AKKARMASHI: Sharankumar Limbale, Translated by Kaliyath Damodaran; Mathrubhumi Books, Kozhikode. Rs. 100. WHAT DOES one say of a 25-year-old who attempts an autobiography? That he has not lived long enough to write the story of his life? The argument does not hold good in the case of Sharankumar Limbale, the Marathi writer. By the age of 25 he had accumulated the experience of a lifetime and acquired the skill to write about it.Son of a Lingayat landlord's Dalit concubine, he is an 'akkarmashi'(half caste) who eventually comes to terms with life as a Dalit. As he narrates his bitter experiences, he raises uncomfortable questions.

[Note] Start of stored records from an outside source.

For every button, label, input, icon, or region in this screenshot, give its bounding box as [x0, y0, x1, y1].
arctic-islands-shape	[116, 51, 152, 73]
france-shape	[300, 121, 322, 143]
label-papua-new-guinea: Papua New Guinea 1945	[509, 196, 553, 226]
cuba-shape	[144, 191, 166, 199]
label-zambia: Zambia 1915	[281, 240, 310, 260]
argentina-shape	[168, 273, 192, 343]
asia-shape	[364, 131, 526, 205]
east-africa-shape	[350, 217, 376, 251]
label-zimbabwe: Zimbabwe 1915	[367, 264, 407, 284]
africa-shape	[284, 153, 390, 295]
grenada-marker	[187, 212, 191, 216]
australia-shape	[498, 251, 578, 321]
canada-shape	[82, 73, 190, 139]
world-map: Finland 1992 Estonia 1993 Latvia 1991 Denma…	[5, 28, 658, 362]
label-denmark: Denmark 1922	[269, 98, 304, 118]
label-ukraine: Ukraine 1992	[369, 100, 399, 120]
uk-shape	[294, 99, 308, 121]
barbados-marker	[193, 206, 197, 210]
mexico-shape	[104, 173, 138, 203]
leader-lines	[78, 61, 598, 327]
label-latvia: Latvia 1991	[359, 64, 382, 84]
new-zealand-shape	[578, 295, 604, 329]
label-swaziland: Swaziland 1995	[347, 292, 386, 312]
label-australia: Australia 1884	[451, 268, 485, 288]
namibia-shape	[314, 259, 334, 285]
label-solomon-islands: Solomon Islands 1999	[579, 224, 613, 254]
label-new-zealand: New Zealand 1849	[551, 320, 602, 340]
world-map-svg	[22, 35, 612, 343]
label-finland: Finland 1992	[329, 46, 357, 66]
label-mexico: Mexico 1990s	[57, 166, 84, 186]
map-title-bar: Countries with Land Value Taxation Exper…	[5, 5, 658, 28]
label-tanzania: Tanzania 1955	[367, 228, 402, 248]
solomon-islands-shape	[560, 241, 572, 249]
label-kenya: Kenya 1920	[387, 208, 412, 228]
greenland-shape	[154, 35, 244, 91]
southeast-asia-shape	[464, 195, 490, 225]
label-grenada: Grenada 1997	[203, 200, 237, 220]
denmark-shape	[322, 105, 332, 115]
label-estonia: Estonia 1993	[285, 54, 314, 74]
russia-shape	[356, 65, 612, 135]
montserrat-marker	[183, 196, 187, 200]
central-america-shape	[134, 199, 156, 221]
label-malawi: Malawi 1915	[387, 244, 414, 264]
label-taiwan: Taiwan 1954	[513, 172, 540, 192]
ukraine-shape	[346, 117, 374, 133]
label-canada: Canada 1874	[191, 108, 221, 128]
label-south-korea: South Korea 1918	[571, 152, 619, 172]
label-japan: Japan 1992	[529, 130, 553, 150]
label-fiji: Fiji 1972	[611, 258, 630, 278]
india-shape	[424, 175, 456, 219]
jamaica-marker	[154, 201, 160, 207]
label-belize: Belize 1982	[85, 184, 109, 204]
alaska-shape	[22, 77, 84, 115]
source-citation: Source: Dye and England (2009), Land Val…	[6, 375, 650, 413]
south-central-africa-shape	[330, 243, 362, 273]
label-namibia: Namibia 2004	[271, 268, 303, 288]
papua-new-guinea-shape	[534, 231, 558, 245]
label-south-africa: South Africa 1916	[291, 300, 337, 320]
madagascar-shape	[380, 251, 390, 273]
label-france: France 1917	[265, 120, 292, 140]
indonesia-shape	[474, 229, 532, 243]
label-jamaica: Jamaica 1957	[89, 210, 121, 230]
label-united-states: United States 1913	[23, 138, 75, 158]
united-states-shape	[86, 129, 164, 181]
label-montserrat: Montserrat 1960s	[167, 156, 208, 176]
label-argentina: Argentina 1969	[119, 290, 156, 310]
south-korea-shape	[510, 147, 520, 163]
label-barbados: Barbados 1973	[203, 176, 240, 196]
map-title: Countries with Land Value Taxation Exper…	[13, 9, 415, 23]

He asks, for instance, how one can be an untouchable by birth.Limbale gives poignant expression to the agony and indignity of Dalit existence in rural India. Though his theme is the tyranny of caste, he also introduces the reader to individuals who cross the barriers of caste and religion not in a spirit of defiance but in a routine manner. Interestingly, he frequently draws parallels from the Hindu epics.Thus, he observes that he grew up like Karna of the Mahabharata and that the akkarmashi is like Jarasandha, with a half that is acceptable and a half that is not acceptable.